Misschien is het daarom wel zo moeilijk om de vragen te beantwoorden, feitelijk ken ik de theorie wel, maar ik vind het zelf nog altijd zo verrekte moeilijk om te geloven…

Paardenpraat woensdag, aug 3 2016 

Ik las laatst dat een paard een vriend is aan wie je alles kunt vertellen, want een paard beschadigt je vertrouwen nooit met het doorvertellen van je geheimen of roddels. En dat is natuurlijk een waarheid als een koe, dus zat ik eens na te denken over wat ik de Japs zo allemaal vertel. Om tot de conclusie te komen dat ik hem niet zoveel vertel dat hij niet door zou mogen vertellen. En dat heeft een vrij simpele oorzaak.
Binnen een straal van, pak hem beet, 10 meter rond de Japs is er voor mij nauwelijks nog ruimte voor negatief gedoe. Nouja, soms nog wel voor wat onzekerheid, vooral als ik op zijn rug zit en helemaal als ik iets met balken wil gaan doen, maar ook dat gaat steeds beter. Zodra ik zijn stal binnenstap en hij me zijn eerste kopje heeft gegeven (ja, hij denkt soms dat ie een kat is), is mijn ademhaling laag en mijn moment goed.
Ik zucht weleens als hij weer een modderbad heeft genomen en zijn vacht stijf overeind staat van de drab en ik roep weleens waarschuwend als hij me even vergeten is en over me heen zou lopen, maar dat is niet het zware en verdrietige dat mij ’s nachts zo vaak uit mijn slaap houdt. Alleen al door nu op proberen te schrijven hoe licht en roze de omgeving van de Japs aanvoelt, merk ik dat ik glimlachend lig te typen.
Dat lichte en roze wil ik helemaal niet vervuilen door geheimen in zijn grote oren te fluisteren. Liever kriebel ik hem op dat ene plekje vlakbij zijn oor. Dat ene plekje waarvan hij helemaal in extase komt en met half gesloten ogen zijn hoofd op mijn schouder legt. En daarbij hoef ik hem al die andere dingen helemaal niet te vertellen. Dat heeft hij helemaal niet nodig, hij oordeelt niet door mijn verhalen. Hij vormt zich zijn eigen mening en die is vast gebaseerd op hoe iemand hem zich laat voelen.

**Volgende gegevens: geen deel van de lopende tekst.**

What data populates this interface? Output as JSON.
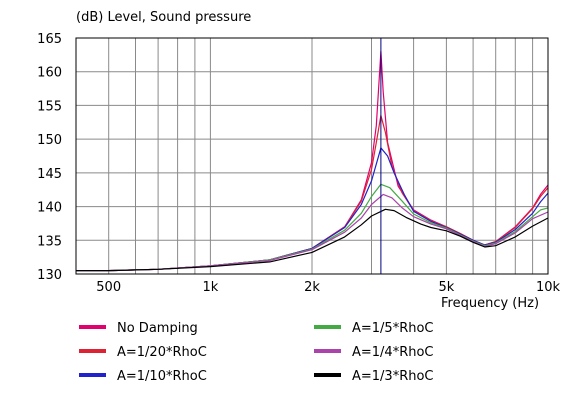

Als je een paard bent, heb je wel een heel groot hoofd, maar ben je veel minder druk met denken. En als je de Japs bent, dan kijk je met een open blik de wereld in. Dan is elke voorbijganger, of dat nou een mens, ander paard, een hond, kat of vogel is, een potentiële vriend. Mensen met tassen zijn hartstikke interessant, want misschien zit er wel wat eetbaars in die tas, maar hij knuffelt net zo makkelijk met de kat als dat hij snuffelt aan de hond als dat hij likt aan het haar van een lekker ruikend mens.
In zijn wereld schuilt er gevaar in blauwe opzet zwembadjes, achter een stapel oranje pionnen of in een vers gegraven greppel. De dingen waar ik dan weer nooit angst voor voel. Zodoende helpen we elkaar waarschijnlijk. En daar hoeven we geen woord voor tegen elkaar te zeggen.